Implications for Further Research

    The results suggest that the New York State Education Department should create new policies that establish a relationship of importance with teachers in order to more fully understand the exact professional knowledge held by teachers and to re-align the state’s assessment system to reflect Capacity-building policies and strategies that highlight and support teacher thinking about student performance.  The majority of the sample reports that performance assessments were the most helpful method of assessment currently available to them and many think multiple-choice tests are not valid and reliable.  Research and Policy should begin with understanding the learning advantage performance assessments convey to both teachers and students:

  • Need for Assistance: Characterizing teacher opinion in this sample as a change in teacher emphasis from traditional to performance assessment has its roots in a history of assessment knowledge need identified by researchers from Tyler (1942), Goslin (1967), and Lortie (1975) to Salmon-Cox (1981), Stiggins and Conklin (1992), and Darling-Hammond and Falk (1997).  Perhaps what keeps getting lost by a society that favors basic skills is “particular assistance in assessing [and teaching] higher level skills” (Dorr-Bremme & Herman, 1986, p. 32).  The change in emphasis defined by this sample and alluded to as a need in other samples of teachers, is driven by teachers who need and want to create assessments that more closely mirror higher-order thinking skills that teachers value and want to see in student learning.  Research and policy that develop understanding of how to support teachers as they construct quality assessments is most important.
  • Observation: Observation leads teachers to create performance assessments that ask students to more clearly show their learning.  Teacher observation needs to continue to be unpacked and studied by researchers who can find the multiple-ways that diverse minds evaluate other diverse minds.  The learning advantage gained by using portfolios of student work helps teachers to see student learning more clearly and this window of insight helps teachers provide increased support for the process of student learning and ultimately student achievement.  
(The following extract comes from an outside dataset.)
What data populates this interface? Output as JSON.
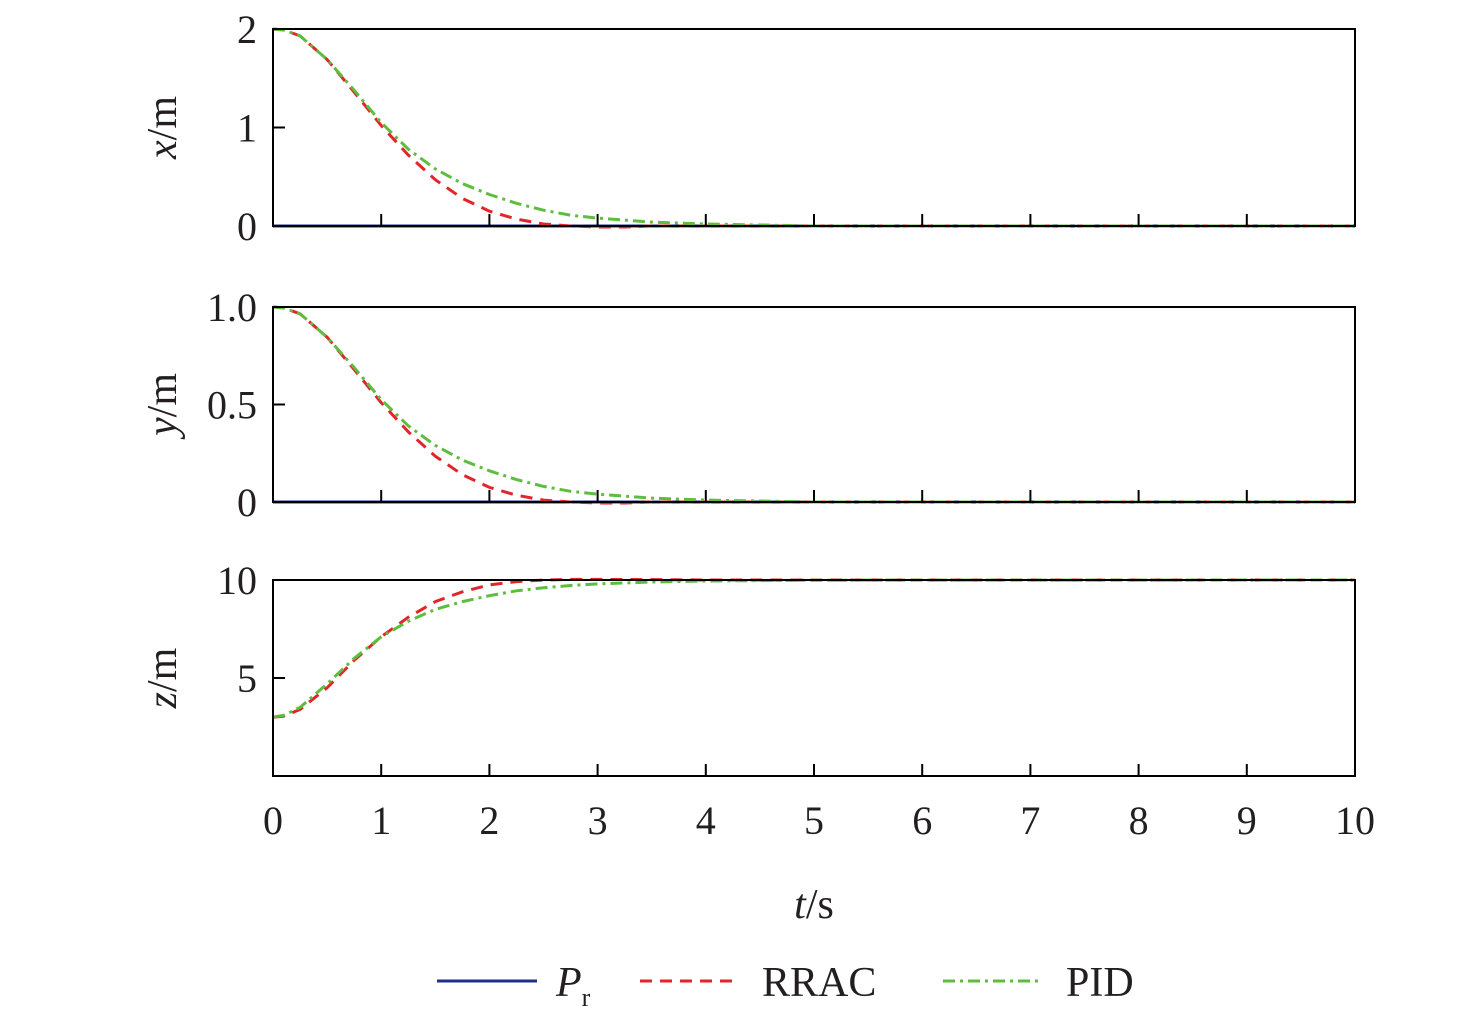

  • Benefits of Performance Assessments: Performance assessments increase student responsibility for learning (92.8%) and improve student understanding (89.7%).  Performance assessments also get students to undertake challenging work (78.9%) and increase student ability for self-assessment (77.6%).  These four characteristic benefits of performance assessments need to be researched to find out how all teachers could employ them to everyone’s benefit.
  • New Teachers: Research is needed into how we conduct the process of inducting new teachers with an eye toward professional assessment knowledge.  Assessment is so important to understanding new teachers.  Further research is needed to identify and recruit people who will be good at assessing students while supporting the progress of the students they teach—a difficult balance to maintain.
  • State: Research is also needed into how the state’s system of assessment can support its interactive parts and become more aligned, rather than the current system where disparate parts are unaligned and incoherent at times.
  • Students: Finally, research is needed in order to understand assessment’s role in how to support every student who goes through the system so that what we test is what we get and assessment can move toward better serving teachers.